I can imagine many students and researchers hosting a mirror of LibGen for their fellows for example.
Z-Library has been innovating a great deal in that regard. Sadly they are not as open/sharing as LibGen mirrors in giving back to the community (in terms of database dumps, torrents, and source code).
I think Sci-Hub is the opposite since 1 DOI = 1 PDF in its canonical form (straight from the publisher) so neither duplication nor low-quality is the case.
I don't think you've deserved the downvotes, and I don't think it's a bad idea either; indeed some coordination as to how to seed the collection is really needed.
For instance phillm.net maintains a dynamically updated list of LibGen and Sci-Hub torrents with less than 3 seeders so that people can pick some at random and start seeding: https://phillm.net/libgen-seeds-needed.php
> While I'd love to mirror whole archive locally, it would really be superfluous because I can only read a couple of quality books at a time anyway, [...]
I'd love to agree but as a matter of fact LibGen and Sci-Hub are (forced to be) "pirates" and they are more vulnerable to takedowns than other websites.
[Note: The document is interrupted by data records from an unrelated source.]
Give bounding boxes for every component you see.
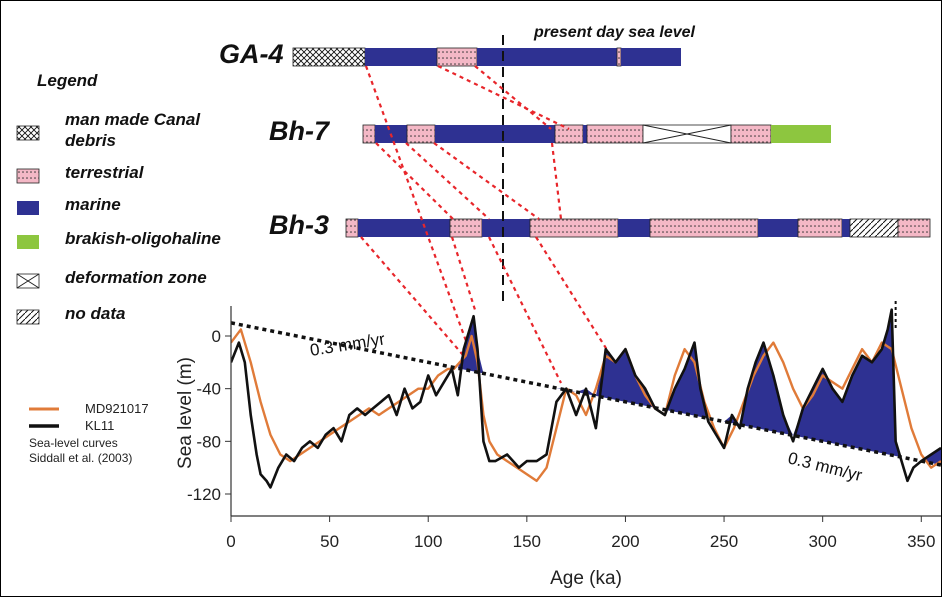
core-segment-deformation_hatch bbox=[292, 47, 366, 67]
rate-annotation-left: 0.3 mm/yr bbox=[309, 329, 387, 360]
legend-label-canal: man made Canal bbox=[65, 110, 201, 129]
legend-swatch-deformation-cross bbox=[16, 273, 40, 289]
core-segment-marine bbox=[482, 219, 530, 237]
core-bh-3: Bh-3 bbox=[269, 210, 931, 240]
core-segment-terrestrial bbox=[730, 124, 772, 144]
correlation-line bbox=[375, 142, 454, 220]
core-label: GA-4 bbox=[219, 39, 284, 69]
core-segment-terrestrial bbox=[436, 47, 478, 67]
core-segment-terrestrial bbox=[449, 218, 483, 238]
source-line-1: Sea-level curves bbox=[29, 436, 118, 450]
legend-label-no_data: no data bbox=[65, 304, 125, 323]
y-tick-label: -40 bbox=[196, 380, 221, 399]
correlation-lines bbox=[360, 65, 610, 384]
core-label: Bh-3 bbox=[269, 210, 329, 240]
core-segment-terrestrial bbox=[586, 124, 644, 144]
core-segment-marine bbox=[435, 125, 555, 143]
x-tick-label: 300 bbox=[808, 532, 836, 551]
x-tick-label: 250 bbox=[710, 532, 738, 551]
core-segment-marine bbox=[477, 48, 617, 66]
x-tick-label: 0 bbox=[226, 532, 235, 551]
correlation-line bbox=[450, 236, 478, 314]
present-day-label: present day sea level bbox=[533, 24, 696, 41]
legend-label-deformation: deformation zone bbox=[65, 268, 207, 287]
core-segment-terrestrial bbox=[897, 218, 931, 238]
legend-swatch-marine bbox=[17, 201, 39, 215]
core-segment-marine bbox=[618, 219, 650, 237]
core-segment-marine bbox=[358, 219, 450, 237]
y-tick-label: -120 bbox=[187, 485, 221, 504]
core-ga-4: GA-4 bbox=[219, 39, 681, 69]
legend-label-marine: marine bbox=[65, 195, 121, 214]
x-tick-label: 50 bbox=[320, 532, 339, 551]
core-segment-brackish bbox=[771, 125, 831, 143]
core-segment-terrestrial bbox=[529, 218, 619, 238]
x-tick-label: 200 bbox=[611, 532, 639, 551]
core-segment-marine bbox=[842, 219, 850, 237]
correlation-line bbox=[360, 236, 464, 356]
trend-line bbox=[231, 321, 941, 467]
core-segment-terrestrial bbox=[616, 47, 622, 67]
core-segment-terrestrial bbox=[649, 218, 759, 238]
core-segment-marine bbox=[583, 125, 587, 143]
core-segment-marine bbox=[621, 48, 681, 66]
core-bh-7: Bh-7 bbox=[269, 116, 831, 146]
legend-swatch-terrestrial bbox=[16, 168, 40, 184]
y-tick-label: 0 bbox=[212, 327, 221, 346]
legend-swatch-canal bbox=[16, 125, 40, 141]
legend-swatch-no_data bbox=[16, 309, 40, 325]
sea-level-plot: 0 50 100 150 200 250 300 350 0 -40 -80 -120 Age (ka)… bbox=[175, 301, 941, 589]
correlation-line bbox=[488, 236, 562, 384]
correlation-line bbox=[437, 65, 570, 130]
kl-legend-label: KL11 bbox=[85, 418, 114, 433]
curve-legend: MD921017 KL11 Sea-level curves Siddall e… bbox=[29, 401, 149, 465]
correlation-line bbox=[535, 236, 610, 354]
core-logs: GA-4 Bh-7 Bh-3 bbox=[219, 39, 931, 240]
legend-swatch-brackish bbox=[17, 235, 39, 249]
rate-annotation-right: 0.3 mm/yr bbox=[786, 448, 864, 485]
y-axis-title: Sea level (m) bbox=[175, 357, 196, 469]
y-tick-label: -80 bbox=[196, 432, 221, 451]
legend-label-canal: debris bbox=[65, 131, 116, 150]
x-tick-label: 150 bbox=[513, 532, 541, 551]
series-kl11 bbox=[231, 308, 941, 489]
legend-label-terrestrial: terrestrial bbox=[65, 163, 145, 182]
legend-label-brackish: brakish-oligohaline bbox=[65, 229, 221, 248]
correlation-line bbox=[474, 65, 552, 130]
core-segment-no_data bbox=[849, 218, 899, 238]
correlation-line bbox=[433, 142, 540, 220]
source-line-2: Siddall et al. (2003) bbox=[29, 451, 132, 465]
x-tick-label: 100 bbox=[414, 532, 442, 551]
core-segment-terrestrial bbox=[345, 218, 359, 238]
correlation-line bbox=[405, 142, 490, 220]
md-legend-label: MD921017 bbox=[85, 401, 149, 416]
core-segment-deformation-cross bbox=[642, 124, 732, 144]
core-segment-marine bbox=[365, 48, 437, 66]
x-tick-label: 350 bbox=[907, 532, 935, 551]
legend: Legend man made Canal debris terrestrial ma… bbox=[16, 71, 221, 325]
correlation-line bbox=[364, 65, 468, 342]
legend-title: Legend bbox=[37, 71, 98, 90]
x-axis-title: Age (ka) bbox=[550, 568, 622, 589]
core-segment-terrestrial bbox=[554, 124, 584, 144]
correlation-line bbox=[550, 142, 563, 220]
core-label: Bh-7 bbox=[269, 116, 331, 146]
core-segment-marine bbox=[758, 219, 798, 237]
core-segment-terrestrial bbox=[362, 124, 376, 144]
core-segment-terrestrial bbox=[406, 124, 436, 144]
core-segment-terrestrial bbox=[797, 218, 843, 238]
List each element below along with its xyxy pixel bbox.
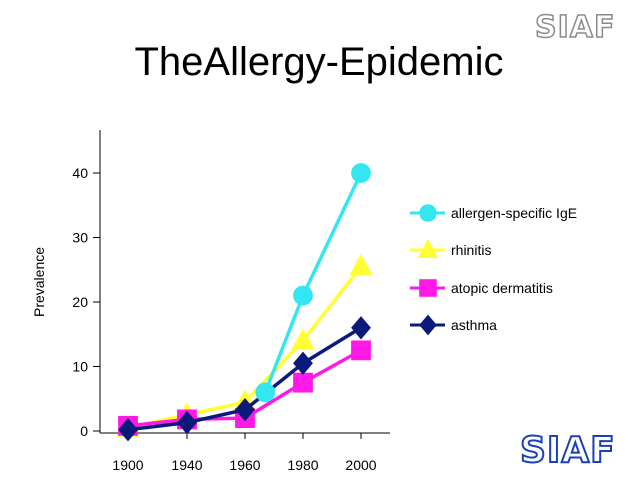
page-title: TheAllergy-Epidemic bbox=[134, 40, 504, 84]
y-tick-label: 10 bbox=[72, 359, 88, 375]
data-point-diamond bbox=[177, 410, 197, 435]
legend-label: allergen-specific IgE bbox=[451, 205, 577, 221]
legend-item: atopic dermatitis bbox=[410, 279, 553, 297]
y-tick-label: 20 bbox=[72, 294, 88, 310]
legend-item: asthma bbox=[410, 314, 497, 336]
data-point-diamond bbox=[293, 351, 313, 375]
data-point-diamond bbox=[235, 398, 255, 422]
x-tick-label: 1900 bbox=[112, 457, 143, 473]
data-point-circle bbox=[255, 382, 276, 403]
data-point-square bbox=[293, 372, 313, 393]
y-tick-label: 40 bbox=[72, 165, 88, 181]
x-ticks: 1900 1940 1960 1980 2000 bbox=[112, 433, 377, 473]
data-point-circle bbox=[351, 163, 371, 183]
y-axis-label: Prevalence bbox=[31, 247, 47, 317]
chart-axes bbox=[99, 130, 390, 434]
y-ticks: 0 10 20 30 40 bbox=[72, 165, 100, 439]
y-tick-label: 0 bbox=[80, 423, 88, 439]
legend-marker-circle bbox=[419, 204, 437, 222]
series-asthma bbox=[118, 316, 371, 442]
data-point-triangle bbox=[349, 253, 373, 276]
y-tick-label: 30 bbox=[72, 230, 88, 246]
x-tick-label: 1940 bbox=[171, 457, 202, 473]
series-atopic-dermatitis bbox=[118, 340, 371, 436]
x-tick-label: 1960 bbox=[229, 457, 260, 473]
legend-label: atopic dermatitis bbox=[451, 280, 553, 296]
chart-legend: allergen-specific IgE rhinitis atopic derm… bbox=[410, 204, 577, 336]
x-tick-label: 1980 bbox=[287, 457, 318, 473]
data-point-diamond bbox=[118, 418, 138, 442]
legend-marker-square bbox=[419, 279, 437, 297]
siaf-logo-bottom: SIAF bbox=[519, 429, 616, 472]
legend-label: asthma bbox=[451, 317, 497, 333]
siaf-logo-top: SIAF bbox=[534, 9, 616, 46]
series-allergen-specific-ige bbox=[255, 163, 371, 403]
data-point-diamond bbox=[351, 316, 371, 340]
legend-item: rhinitis bbox=[410, 238, 491, 258]
legend-marker-triangle bbox=[417, 238, 439, 258]
data-point-triangle bbox=[291, 328, 315, 350]
series-layer bbox=[116, 163, 373, 442]
data-point-square bbox=[351, 340, 371, 361]
x-tick-label: 2000 bbox=[345, 457, 376, 473]
legend-marker-diamond bbox=[419, 314, 437, 336]
legend-item: allergen-specific IgE bbox=[410, 204, 577, 222]
data-point-circle bbox=[293, 285, 313, 306]
legend-label: rhinitis bbox=[451, 242, 491, 258]
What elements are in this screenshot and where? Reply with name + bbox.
So while I feel no need to maintain a local copy of Wikipedia, since I'm relatively certain that it'll be alive in the next decade, I cannot say the same about those two with the same certainty (not that I think there are any imminent threats to either, just reasoning a priori).
To be clear, I am not advocating for the removal of any files larger than 30 MiB (or any other arbitrary hard limits). It'd be great of course to flag large files for further review, but the current software doesn't do a great job at crowdsourcing these kinds of tasks (another one being deduplication) sadly.
Given the very little amount of volunteer-power, I'm suggesting that a "lean edition" of LibGen can still be immensely useful to many people.
If you are referring to my duplication comments, sure (but even then I believe there are duplicates of the exact same edition of the same book). Though the filtering by filesize is orthogonal to editions etc. so has nothing to do with that.
I can imagine many students and researchers hosting a mirror of LibGen for their fellows for example.